Some York County Christmases of the 1890s
It looks like children of over a century ago received plenty of toys for Christmas if they were from well off families, like Morris Small and Henry Spahr Small, pictured here.
The photos are from an album of photos taken from 1896 to 1910 and donated in 1957 to the York County Heritage Trust Library and Archives by Dr. Luther A. Gotwalt, who might have been related to the Small children.
I’m not sure if Morris and Henry were brothers, or, perhaps, cousins. Each seems to have his own Christmas tree. Even though these snapshots are over a century old, you can make out some of the very nice toys in the photos.

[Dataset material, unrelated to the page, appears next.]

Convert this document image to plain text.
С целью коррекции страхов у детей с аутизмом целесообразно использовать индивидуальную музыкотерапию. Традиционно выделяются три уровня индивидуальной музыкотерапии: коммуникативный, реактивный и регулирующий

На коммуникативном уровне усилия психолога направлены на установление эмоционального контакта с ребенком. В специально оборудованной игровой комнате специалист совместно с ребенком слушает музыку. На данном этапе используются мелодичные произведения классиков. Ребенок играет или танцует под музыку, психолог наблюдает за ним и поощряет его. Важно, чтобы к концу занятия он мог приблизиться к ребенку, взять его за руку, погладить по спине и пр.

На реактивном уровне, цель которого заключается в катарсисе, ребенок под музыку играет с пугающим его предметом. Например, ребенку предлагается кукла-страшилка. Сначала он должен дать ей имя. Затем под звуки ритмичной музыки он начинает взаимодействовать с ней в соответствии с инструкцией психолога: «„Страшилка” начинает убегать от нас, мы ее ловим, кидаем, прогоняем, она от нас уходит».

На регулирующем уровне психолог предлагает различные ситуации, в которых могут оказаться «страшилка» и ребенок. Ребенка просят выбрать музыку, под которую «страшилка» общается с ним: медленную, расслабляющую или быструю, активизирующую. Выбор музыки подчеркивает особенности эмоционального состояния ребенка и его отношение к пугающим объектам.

Note that little Henry S. Small is wearing a dress, the fashion of the day for very small boys. His father was David E. Small, who, according to Prowell’s 1907 History of York County, Pennsylvania, was active in two manufacturing businesses: The Ruth Machine Company, makers of hosiery knitting machines and, also, commercial scale manufacturer York Automatic Scale Company.
The photo captioned: “Dec. 25, 1896, Morris Small” shows a sled painted with a horse, a child’s rocking chair, and a book or game titled Museum Wonders. A box has “Barnum’s” on the lid, probably a circus toy. There are ten pins behind the fence surrounding the tree and maybe a house model. Morris is holding what looks to be a full-sized hammer. The dog is real, just managing to get into the picture.

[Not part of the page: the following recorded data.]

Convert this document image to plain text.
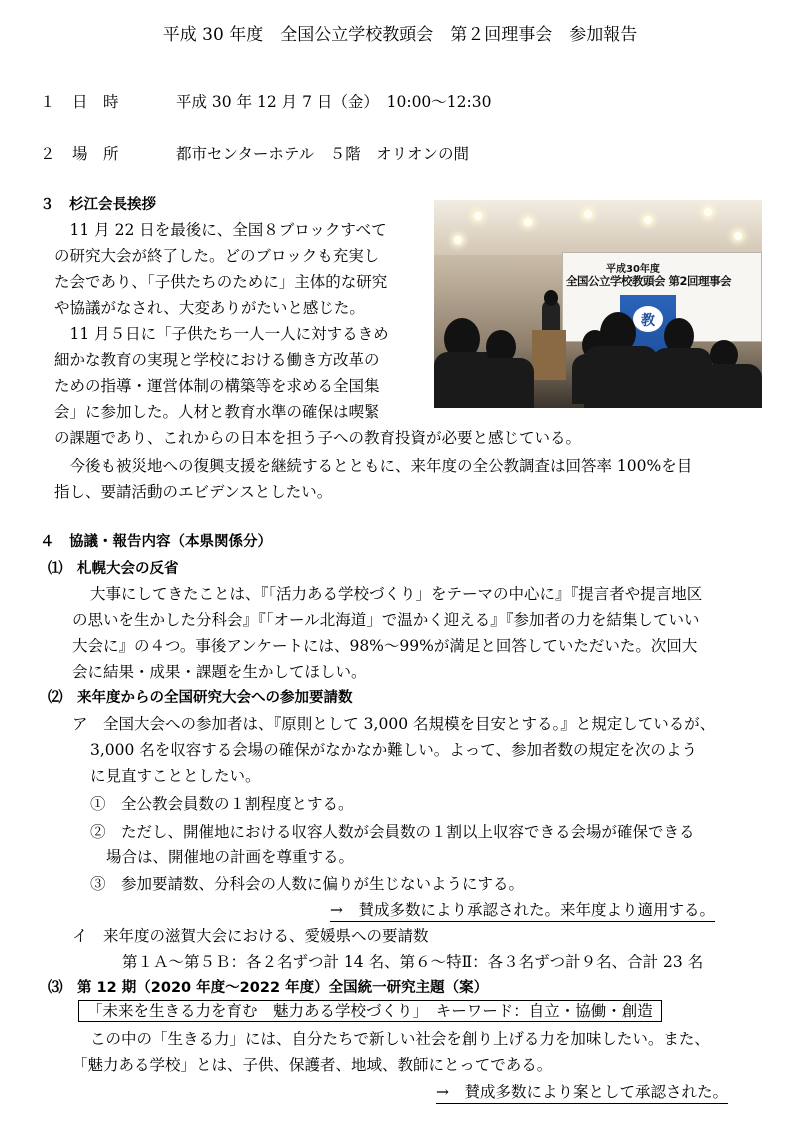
平成 30 年度　全国公立学校教頭会　第２回理事会　参加報告
１ 日　時	平成 30 年 12 月 7 日（金）　10:00～12:30
２ 場　所	都市センターホテル　５階　オリオンの間
３　杉江会長挨拶
　11 月 22 日を最後に、全国８ブロックすべて
の研究大会が終了した。どのブロックも充実し
た会であり、「子供たちのために」主体的な研究
や協議がなされ、大変ありがたいと感じた。
　11 月５日に「子供たち一人一人に対するきめ
細かな教育の実現と学校における働き方改革の
ための指導・運営体制の構築等を求める全国集
会」に参加した。人材と教育水準の確保は喫緊
の課題であり、これからの日本を担う子への教育投資が必要と感じている。
　今後も被災地への復興支援を継続するとともに、来年度の全公教調査は回答率 100%を目
指し、要請活動のエビデンスとしたい。
平成30年度
全国公立学校教頭会 第2回理事会
教
４　協議・報告内容（本県関係分）
⑴　札幌大会の反省
大事にしてきたことは、『「活力ある学校づくり」をテーマの中心に』『提言者や提言地区
の思いを生かした分科会』『「オール北海道」で温かく迎える』『参加者の力を結集していい
大会に』の４つ。事後アンケートには、98%～99%が満足と回答していただいた。次回大
会に結果・成果・課題を生かしてほしい。
⑵　来年度からの全国研究大会への参加要請数
ア　全国大会への参加者は、『原則として 3,000 名規模を目安とする。』と規定しているが、
3,000 名を収容する会場の確保がなかなか難しい。よって、参加者数の規定を次のよう
に見直すこととしたい。
①　全公教会員数の１割程度とする。
②　ただし、開催地における収容人数が会員数の１割以上収容できる会場が確保できる
場合は、開催地の計画を尊重する。
③　参加要請数、分科会の人数に偏りが生じないようにする。
→　賛成多数により承認された。来年度より適用する。
イ　来年度の滋賀大会における、愛媛県への要請数
第１Ａ～第５Ｂ：各２名ずつ計 14 名、第６～特Ⅱ：各３名ずつ計９名、合計 23 名
⑶　第 12 期（2020 年度～2022 年度）全国統一研究主題（案）
「未来を生きる力を育む　魅力ある学校づくり」　キーワード：自立・協働・創造
この中の「生きる力」には、自分たちで新しい社会を創り上げる力を加味したい。また、
「魅力ある学校」とは、子供、保護者、地域、教師にとってである。
→　賛成多数により案として承認された。
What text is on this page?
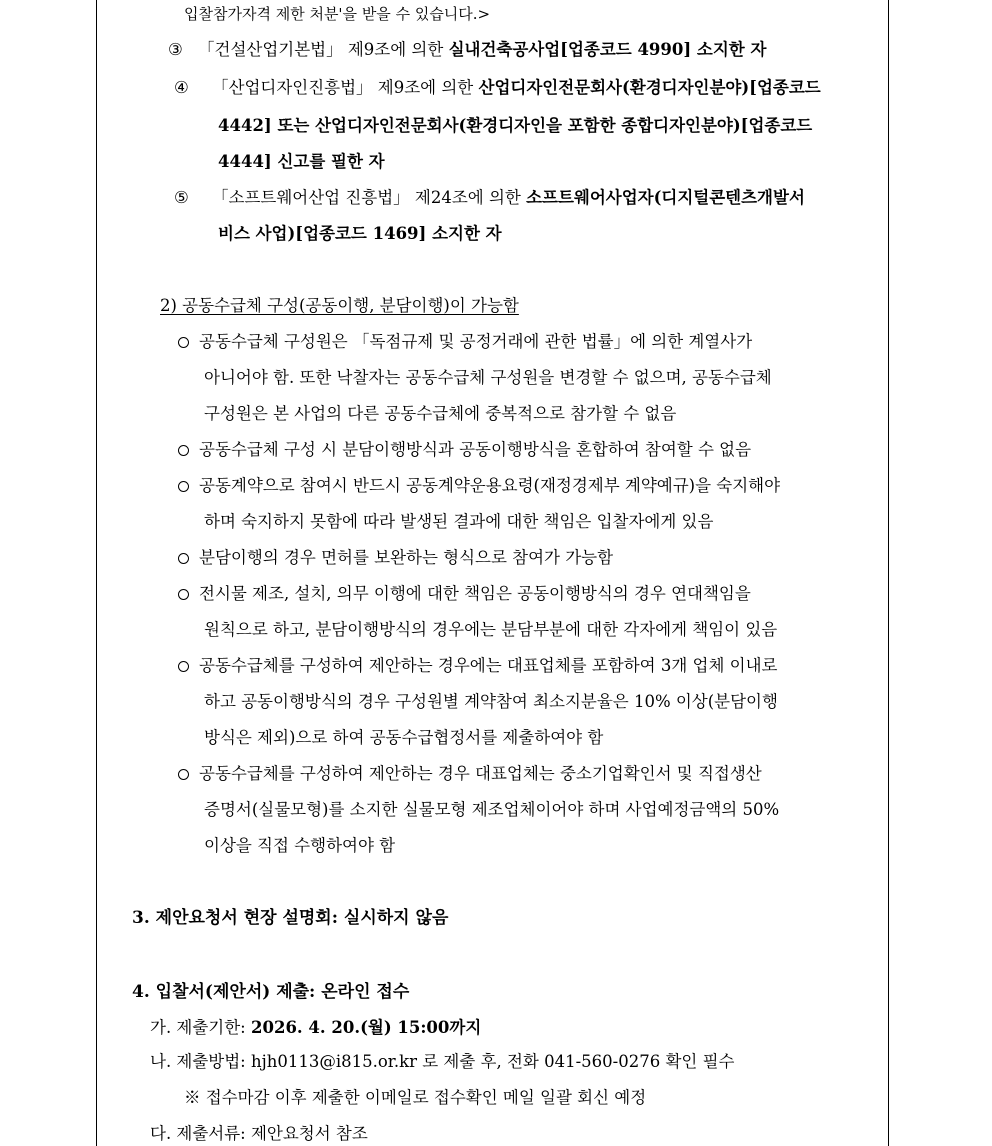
입찰참가자격 제한 처분'을 받을 수 있습니다.>
③ 「건설산업기본법」 제9조에 의한 실내건축공사업[업종코드 4990] 소지한 자
④ 「산업디자인진흥법」 제9조에 의한 산업디자인전문회사(환경디자인분야)[업종코드
4442] 또는 산업디자인전문회사(환경디자인을 포함한 종합디자인분야)[업종코드
4444] 신고를 필한 자
⑤ 「소프트웨어산업 진흥법」 제24조에 의한 소프트웨어사업자(디지털콘텐츠개발서
비스 사업)[업종코드 1469] 소지한 자
2) 공동수급체 구성(공동이행, 분담이행)이 가능함
공동수급체 구성원은 「독점규제 및 공정거래에 관한 법률」에 의한 계열사가
아니어야 함. 또한 낙찰자는 공동수급체 구성원을 변경할 수 없으며, 공동수급체
구성원은 본 사업의 다른 공동수급체에 중복적으로 참가할 수 없음
공동수급체 구성 시 분담이행방식과 공동이행방식을 혼합하여 참여할 수 없음
공동계약으로 참여시 반드시 공동계약운용요령(재정경제부 계약예규)을 숙지해야
하며 숙지하지 못함에 따라 발생된 결과에 대한 책임은 입찰자에게 있음
분담이행의 경우 면허를 보완하는 형식으로 참여가 가능함
전시물 제조, 설치, 의무 이행에 대한 책임은 공동이행방식의 경우 연대책임을
원칙으로 하고, 분담이행방식의 경우에는 분담부분에 대한 각자에게 책임이 있음
공동수급체를 구성하여 제안하는 경우에는 대표업체를 포함하여 3개 업체 이내로
하고 공동이행방식의 경우 구성원별 계약참여 최소지분율은 10% 이상(분담이행
방식은 제외)으로 하여 공동수급협정서를 제출하여야 함
공동수급체를 구성하여 제안하는 경우 대표업체는 중소기업확인서 및 직접생산
증명서(실물모형)를 소지한 실물모형 제조업체이어야 하며 사업예정금액의 50%
이상을 직접 수행하여야 함
3. 제안요청서 현장 설명회: 실시하지 않음
4. 입찰서(제안서) 제출: 온라인 접수
가. 제출기한: 2026. 4. 20.(월) 15:00까지
나. 제출방법: hjh0113@i815.or.kr 로 제출 후, 전화 041-560-0276 확인 필수
※ 접수마감 이후 제출한 이메일로 접수확인 메일 일괄 회신 예정
다. 제출서류: 제안요청서 참조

More toys are probably out of camera range in the photo of “Henry S. Small’s Christmas Tree, Dec. 25, 1897.” You can see a stick horse, toy riding horse and a drum set. The child’s chair might have a bow on it. There is a village under the tree–you can see a train tunnel. The woman is identified as Mrs. D. E. Small, probably the grandmother. I need to check the files at York County Heritage Trust, but I think she might be the widow of David Etter Small of Small and Billmeyer Car Works fame.

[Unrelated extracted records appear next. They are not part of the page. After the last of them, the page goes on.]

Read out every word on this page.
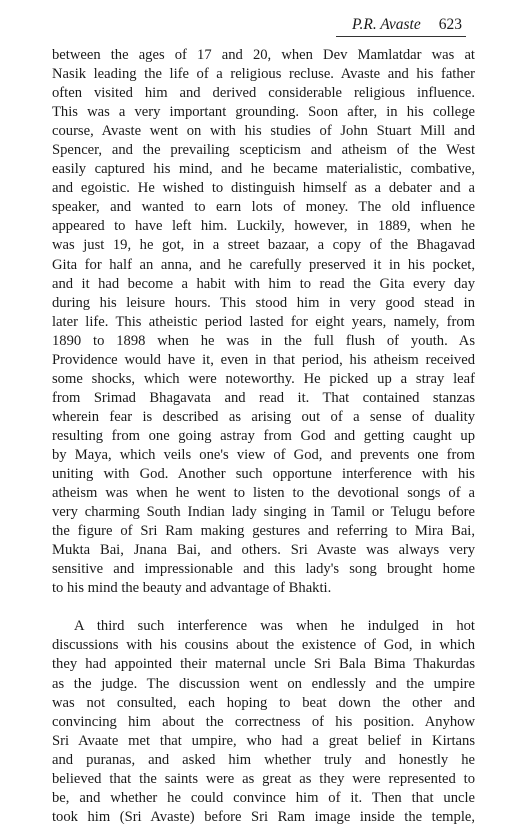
P.R. Avaste 623
between the ages of 17 and 20, when Dev Mamlatdar was at
Nasik leading the life of a religious recluse. Avaste and his father
often visited him and derived considerable religious influence.
This was a very important grounding. Soon after, in his college
course, Avaste went on with his studies of John Stuart Mill and
Spencer, and the prevailing scepticism and atheism of the West
easily captured his mind, and he became materialistic, combative,
and egoistic. He wished to distinguish himself as a debater and a
speaker, and wanted to earn lots of money. The old influence
appeared to have left him. Luckily, however, in 1889, when he
was just 19, he got, in a street bazaar, a copy of the Bhagavad
Gita for half an anna, and he carefully preserved it in his pocket,
and it had become a habit with him to read the Gita every day
during his leisure hours. This stood him in very good stead in
later life. This atheistic period lasted for eight years, namely, from
1890 to 1898 when he was in the full flush of youth. As
Providence would have it, even in that period, his atheism received
some shocks, which were noteworthy. He picked up a stray leaf
from Srimad Bhagavata and read it. That contained stanzas
wherein fear is described as arising out of a sense of duality
resulting from one going astray from God and getting caught up
by Maya, which veils one's view of God, and prevents one from
uniting with God. Another such opportune interference with his
atheism was when he went to listen to the devotional songs of a
very charming South Indian lady singing in Tamil or Telugu before
the figure of Sri Ram making gestures and referring to Mira Bai,
Mukta Bai, Jnana Bai, and others. Sri Avaste was always very
sensitive and impressionable and this lady's song brought home
to his mind the beauty and advantage of Bhakti.
A third such interference was when he indulged in hot
discussions with his cousins about the existence of God, in which
they had appointed their maternal uncle Sri Bala Bima Thakurdas
as the judge. The discussion went on endlessly and the umpire
was not consulted, each hoping to beat down the other and
convincing him about the correctness of his position. Anyhow
Sri Avaate met that umpire, who had a great belief in Kirtans
and puranas, and asked him whether truly and honestly he
believed that the saints were as great as they were represented to
be, and whether he could convince him of it. Then that uncle
took him (Sri Avaste) before Sri Ram image inside the temple,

“Henry S. Small’s Xmas Tree, Dec. 26, 1898” also shows lots of toys, including a large toy train on the floor, a sled, a book with elephants and palm trees and an impressive steam ship. You can see the same train tunnel in the layout under the tree. The other boy in the photo is Morris. This time he is holding a hatchet.
The presents under “Morris Small’s Xmas Tree, Dec. 26, 1898” include a large tool chest with a sizable saw sticking out of it. I see a pattern here.